Título: Tarifa de importação gera divisão entre ministérios
Autor: Leo , Sergio
Fonte: Valor Econômico, 08/01/2008, Brasil, p. A5

Samuel Pinheiro Guimarães, secretário-geral do Itamaraty: medida entra em conflito com Mercosul e OMC O Ministério da Fazenda atropelou os outros órgãos do governo integrantes da Câmara de Comércio Exterior (Camex) e desrespeitou as regras do Mercosul e acordos do país na Organização Mundial do Comércio (OMC) no pacote de medidas anunciado na semana passada, ao determinar a mudança unilateral nas tarifas de importação de produtos como bebidas, plástico, borracha, têxteis e confecções. O alerta foi levado ao próprio ministério e ao Palácio do Planalto pelos ministérios das Relações Exteriores e do Desenvolvimento, que pediram a revisão da medida.

Na MP 413, o governo determinou a substituição das atuais tarifas de importação em 11 diferentes tipos de produtos por uma alíquota específica de R$ 10,00 por quilo ou unidade de medida da mercadoria. Com a alteração, contrariou a orientação dos negociadores brasileiros na OMC, além de romper acordos firmados pelo país - o Brasil comprometeu-se a aplicar no máximo 35% como alíquota do imposto de importação.

Em casos como tecidos e vinho, a aplicação da tarifa específica de R$ 10,00 representaria o equivalente a tarifas percentuais de até 750% e 1.400 %, respectivamente, como noticiou ontem o Valor. Além de ultrapassar o limite fixado pelo país na OMC para tarifas de importação, a medida ignorou os vínculos do Brasil com os sócios do Mercosul, comprometidos em manter a Tarifa Externa Comum (TEC) - o que exige negociar as exceções à lista comum de alíquotas de imposto de importação.

Com os ministros de Relações Exteriores e Desenvolvimento em viagem, coube aos secretários-executivos dos ministérios levantarem, no governo, as restrições à medida anunciada sem a consulta à Camex - órgão do governo encarregado das definições na área de comércio exterior.

Na sexta-feira, o secretário-geral do Itamaraty, Samuel Pinheiro Guimarães, enviou ao Planalto uma "informação" notificando o presidente Luiz Inácio Lula da Silva que a tarifa específica ditada pela Fazenda contraria os compromissos do Mercosul e está em conflito com as negociações na OMC. Ontem, o secretário-executivo do Desenvolvimento, Ivan Ramalho, reuniu-se com o Ministério da Fazenda.
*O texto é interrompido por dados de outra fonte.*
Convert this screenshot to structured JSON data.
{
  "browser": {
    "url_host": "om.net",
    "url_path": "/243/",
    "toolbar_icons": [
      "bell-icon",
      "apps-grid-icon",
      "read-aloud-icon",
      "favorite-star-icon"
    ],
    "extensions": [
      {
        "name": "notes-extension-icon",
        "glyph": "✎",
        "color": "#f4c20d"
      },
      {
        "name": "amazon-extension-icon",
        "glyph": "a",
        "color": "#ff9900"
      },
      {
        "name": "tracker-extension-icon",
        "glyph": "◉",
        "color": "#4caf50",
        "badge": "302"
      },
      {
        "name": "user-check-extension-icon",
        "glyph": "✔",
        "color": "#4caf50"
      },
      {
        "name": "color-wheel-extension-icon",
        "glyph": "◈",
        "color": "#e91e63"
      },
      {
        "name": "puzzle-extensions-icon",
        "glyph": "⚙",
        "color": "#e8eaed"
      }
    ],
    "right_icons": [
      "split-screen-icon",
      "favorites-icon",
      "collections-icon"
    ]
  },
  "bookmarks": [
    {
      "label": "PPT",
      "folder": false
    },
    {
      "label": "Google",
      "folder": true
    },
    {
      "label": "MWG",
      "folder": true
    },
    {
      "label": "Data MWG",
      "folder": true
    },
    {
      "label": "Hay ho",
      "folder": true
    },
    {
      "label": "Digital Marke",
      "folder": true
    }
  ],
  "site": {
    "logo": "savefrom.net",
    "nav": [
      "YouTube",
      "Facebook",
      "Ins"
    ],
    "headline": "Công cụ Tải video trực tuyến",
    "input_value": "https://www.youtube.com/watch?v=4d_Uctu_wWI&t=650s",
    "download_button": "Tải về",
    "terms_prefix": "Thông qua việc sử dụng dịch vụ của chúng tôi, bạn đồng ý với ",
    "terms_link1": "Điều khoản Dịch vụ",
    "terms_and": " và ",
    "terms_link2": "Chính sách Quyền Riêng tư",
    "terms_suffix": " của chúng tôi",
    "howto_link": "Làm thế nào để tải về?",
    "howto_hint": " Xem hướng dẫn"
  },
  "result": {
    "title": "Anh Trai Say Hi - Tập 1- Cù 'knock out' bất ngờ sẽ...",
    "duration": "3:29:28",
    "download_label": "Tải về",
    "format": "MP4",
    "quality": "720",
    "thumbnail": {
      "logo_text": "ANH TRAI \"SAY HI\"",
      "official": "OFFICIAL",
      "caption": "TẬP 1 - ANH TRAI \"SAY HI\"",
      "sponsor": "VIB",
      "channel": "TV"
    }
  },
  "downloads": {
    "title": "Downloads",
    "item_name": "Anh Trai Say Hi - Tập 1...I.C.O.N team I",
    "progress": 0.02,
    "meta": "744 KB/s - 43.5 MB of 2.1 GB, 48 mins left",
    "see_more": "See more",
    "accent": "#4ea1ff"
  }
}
A Receita Federal defende a medida, também reivindicada pelos empresários ameaçados pelo forte influxo de importações provenientes da China e outros países asiáticos. Segundo o secretário-adjunto da Receita Federal, Carlos Alberto Barreto, a medida serviria apenas como "salvaguarda" a ser usada por algum setor afetado por subfaturamento de importações.

O argumento é rejeitado no restante da Esplanada dos Ministérios, onde se lembra que há instrumentos internacionais já aprovados e aceitos para esse tipo de tarefa, como o Código de Valoração Aduaneira, o acordo antidumping, o Acordo de Subsídios e Direitos Compensatórios e o Acordo de Salvaguardas, previstos pela OMC e usados pelo Brasil.

Para os outros ministérios da Camex, a alternativa encontrada pela Receita, além de criar conflitos sérios com os sócios no Mercosul, enfraquece os negociadores brasileiros na OMC, porque está na "contramão" dos argumentos usados pelo Brasil nas negociações da Rodada Doha. Uma das principais bandeiras do G-20, grupo liderado pelo Brasil, é a transformação das tarifas específicas em tarifas ad valorem (percentuais sobre valor da importação), mais transparentes.